Desiree Young could have gotten more media exposure if she had held her news conference in Portland or at Kyron’s elementary school, but the mother of the missing boy said she wanted to make a point in the town Terri Horman has lived since moving there in July.
Young asked people who live in Roseburg to confront Terri Horman at the grocery store, on the street or at the gas station.
“We ask any time you see Terri, ask her, ‘Where’s Kyron?’”
Young has said she feels Horman knows something about Kyron’s disappearance and said, while her son has been missing for over eight months, his stepmother has been able to hand out candy to kids on Halloween and enjoy Christmas.
“Kyron’s story is not one of a child that wandered away from his school or was abducted by a stranger,” Young said. “It was somebody who was brought into our family. ... There is one person that knows where he is: Terri Horman, where is Kyron?”
Young, armed with volunteers and close friends, put up fliers and signs around Roseburg Saturday.
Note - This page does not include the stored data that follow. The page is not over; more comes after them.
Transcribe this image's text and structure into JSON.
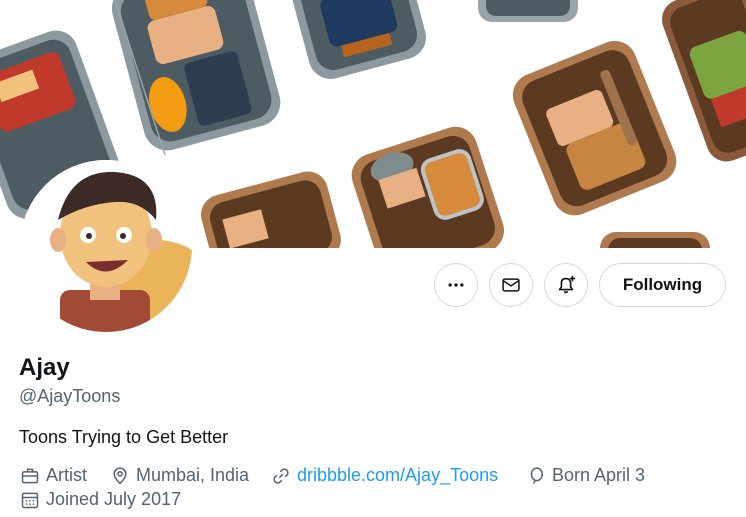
{
  "profile": {
    "display_name": "Ajay",
    "handle": "@AjayToons",
    "bio": "Toons Trying to Get Better",
    "job": "Artist",
    "location": "Mumbai, India",
    "website": "dribbble.com/Ajay_Toons",
    "birthday": "Born April 3",
    "joined": "Joined July 2017"
  },
  "actions": {
    "following_label": "Following"
  },
  "icons": {
    "more": "more-horizontal-icon",
    "message": "envelope-icon",
    "notify": "bell-plus-icon",
    "job": "briefcase-icon",
    "location": "map-pin-icon",
    "website": "link-icon",
    "birthday": "balloon-icon",
    "joined": "calendar-icon"
  },
  "colors": {
    "link": "#1d9bf0",
    "secondary_text": "#536471",
    "primary_text": "#0f1419",
    "border": "#cfd9de"
  }
}
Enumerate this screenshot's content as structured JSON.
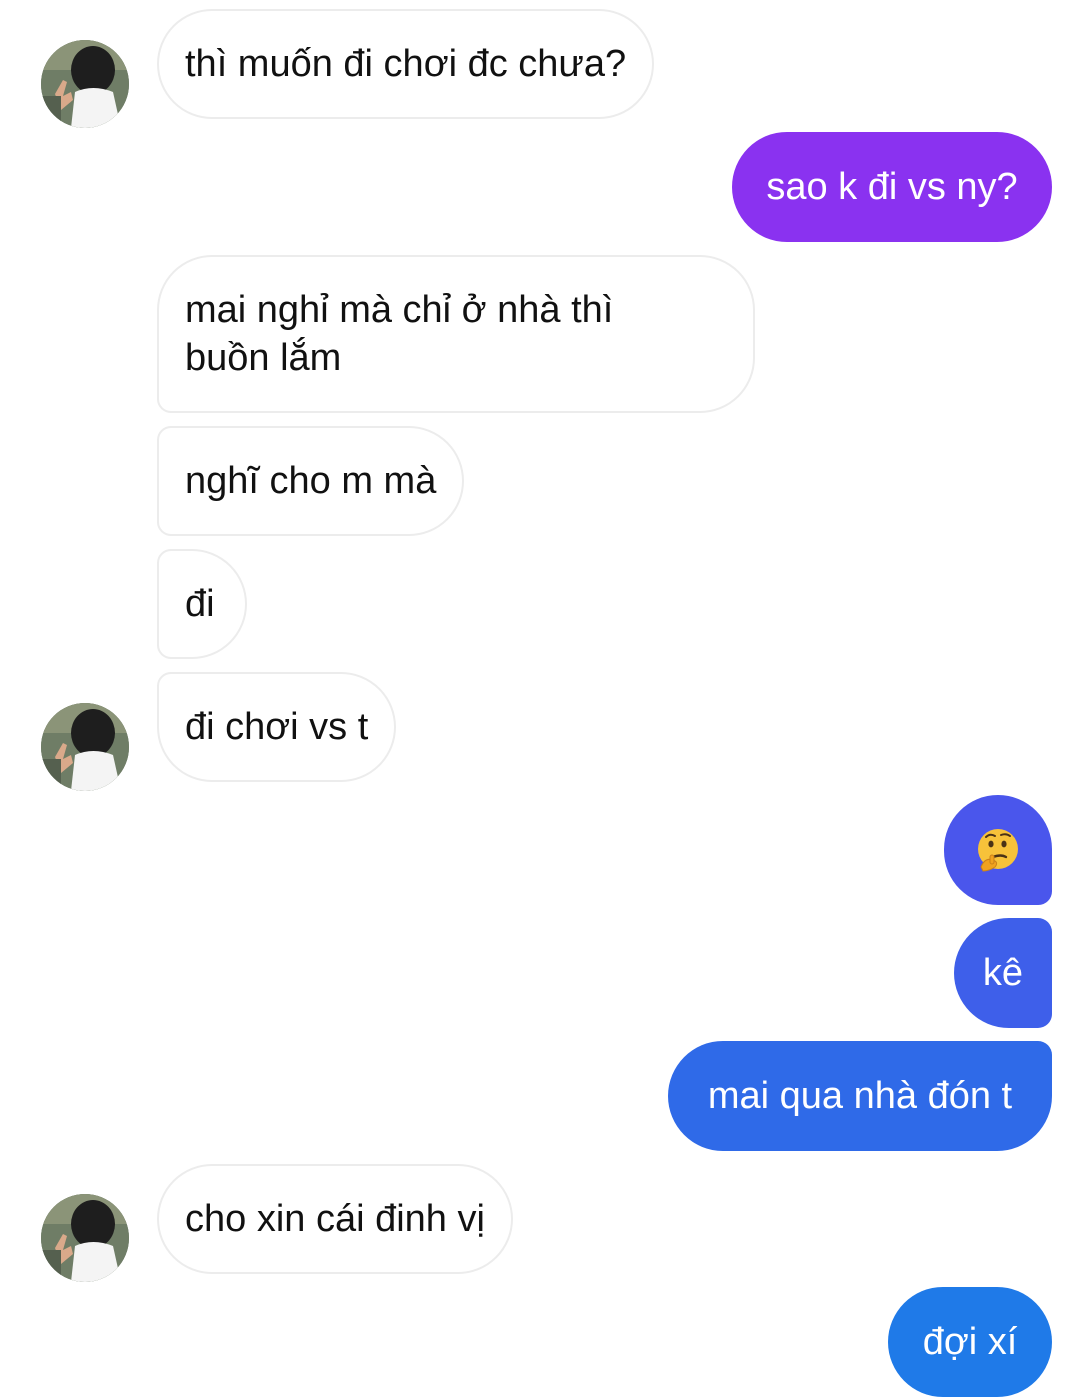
{
  "colors": {
    "incoming_bg": "#ffffff",
    "incoming_border": "#ececec",
    "outgoing_purple": "#8a32f0",
    "outgoing_indigo": "#4a56ec",
    "outgoing_blue": "#2f6ae8",
    "outgoing_light_blue": "#1f7ae8"
  },
  "messages": [
    {
      "id": "m1",
      "direction": "incoming",
      "text": "thì muốn đi chơi đc chưa?",
      "has_avatar": true
    },
    {
      "id": "m2",
      "direction": "outgoing",
      "text": "sao k đi vs ny?"
    },
    {
      "id": "m3",
      "direction": "incoming",
      "text_line1": "mai nghỉ mà chỉ ở nhà thì",
      "text_line2": "buồn lắm",
      "has_avatar": false
    },
    {
      "id": "m4",
      "direction": "incoming",
      "text": "nghĩ cho m mà",
      "has_avatar": false
    },
    {
      "id": "m5",
      "direction": "incoming",
      "text": "đi",
      "has_avatar": false
    },
    {
      "id": "m6",
      "direction": "incoming",
      "text": "đi chơi vs t",
      "has_avatar": true
    },
    {
      "id": "m7",
      "direction": "outgoing",
      "emoji": "thinking-face"
    },
    {
      "id": "m8",
      "direction": "outgoing",
      "text": "kê"
    },
    {
      "id": "m9",
      "direction": "outgoing",
      "text": "mai qua nhà đón t"
    },
    {
      "id": "m10",
      "direction": "incoming",
      "text": "cho xin cái đinh vị",
      "has_avatar": true
    },
    {
      "id": "m11",
      "direction": "outgoing",
      "text": "đợi xí"
    }
  ]
}
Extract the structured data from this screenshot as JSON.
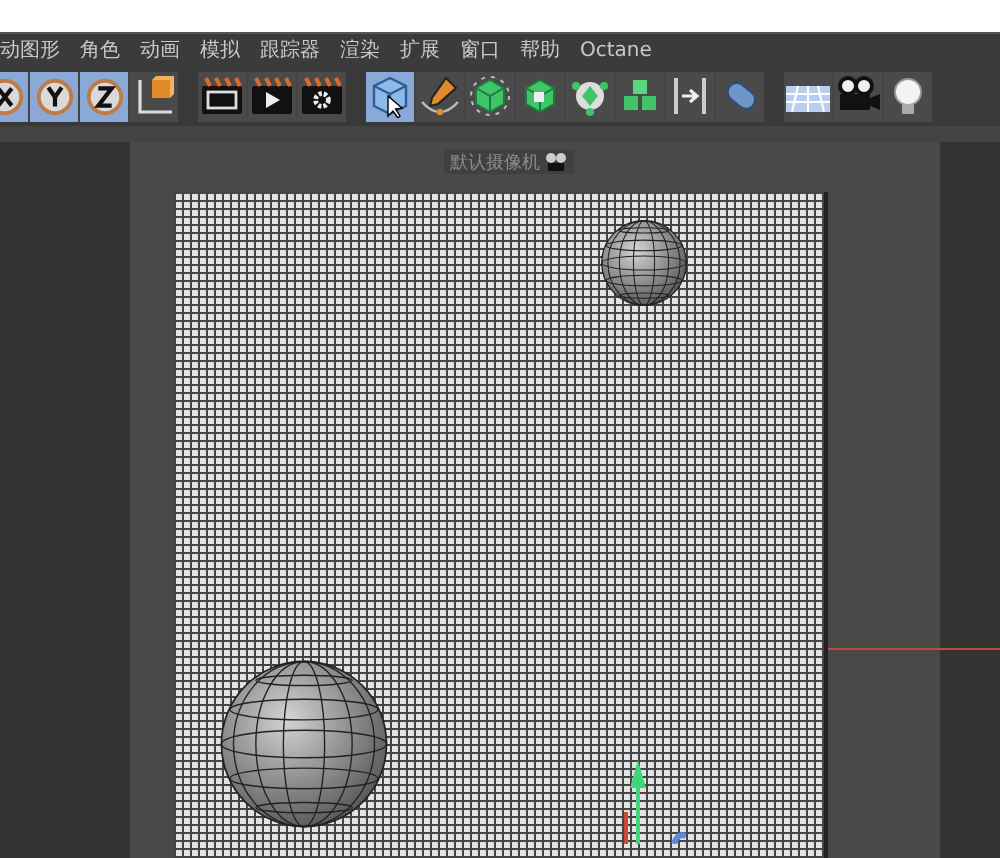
{
  "menu": [
    {
      "label": "动图形"
    },
    {
      "label": "角色"
    },
    {
      "label": "动画"
    },
    {
      "label": "模拟"
    },
    {
      "label": "跟踪器"
    },
    {
      "label": "渲染"
    },
    {
      "label": "扩展"
    },
    {
      "label": "窗口"
    },
    {
      "label": "帮助"
    },
    {
      "label": "Octane"
    }
  ],
  "toolbar": [
    [
      {
        "kind": "axis-x",
        "selected": true
      },
      {
        "kind": "axis-y",
        "selected": true
      },
      {
        "kind": "axis-z",
        "selected": true
      },
      {
        "kind": "coords",
        "selected": false
      }
    ],
    [
      {
        "kind": "render-view",
        "selected": false
      },
      {
        "kind": "render-play",
        "selected": false
      },
      {
        "kind": "render-settings",
        "selected": false
      }
    ],
    [
      {
        "kind": "cube",
        "selected": true
      },
      {
        "kind": "pen",
        "selected": false
      },
      {
        "kind": "subdiv",
        "selected": false
      },
      {
        "kind": "extrude",
        "selected": false
      },
      {
        "kind": "cloner",
        "selected": false
      },
      {
        "kind": "effector",
        "selected": false
      },
      {
        "kind": "deformer",
        "selected": false
      },
      {
        "kind": "capsule",
        "selected": false
      }
    ],
    [
      {
        "kind": "floor",
        "selected": false
      },
      {
        "kind": "camera",
        "selected": false
      },
      {
        "kind": "light",
        "selected": false
      }
    ]
  ],
  "viewport": {
    "camera_label": "默认摄像机"
  }
}
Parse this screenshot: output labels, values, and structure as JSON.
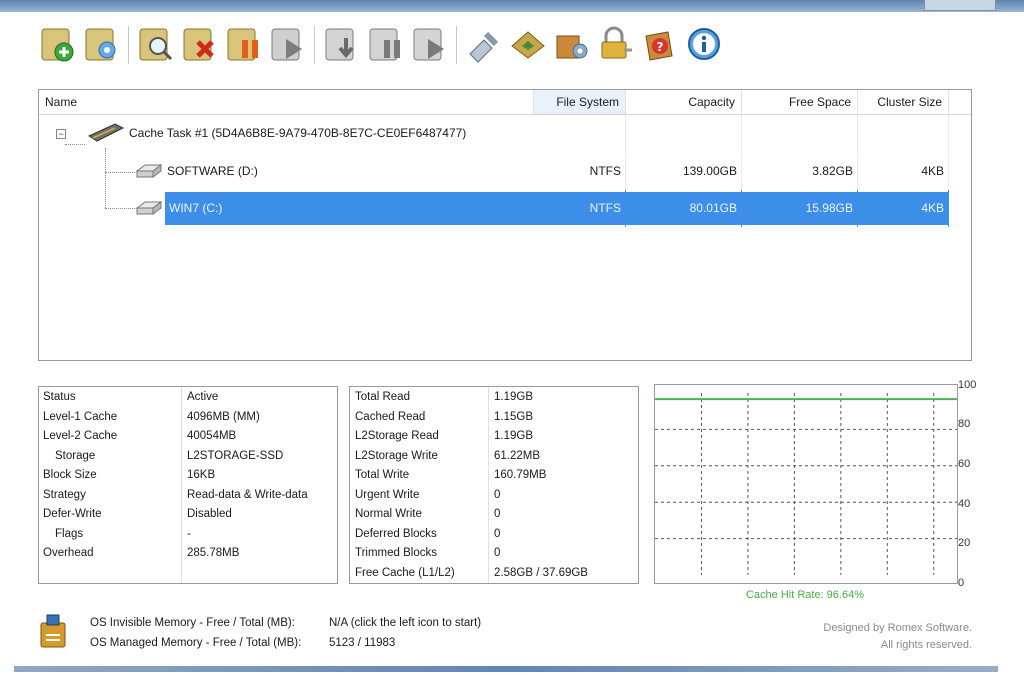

The signs ask people to remember Kyron and encourage the public to ask Terri Horman where he is when they see her.
Young said not a day has gone by where she doesn’t think of her son and see his face and said she wants Horman to do the same.
She also said the word still needs to get out there that her son is missing.
“There’s been times I’ve driven through Roseburg on my trips, and they don’t recognize me. They don’t recognize Kyron. They haven’t heard about it. They don’t know about the case. That scares me.”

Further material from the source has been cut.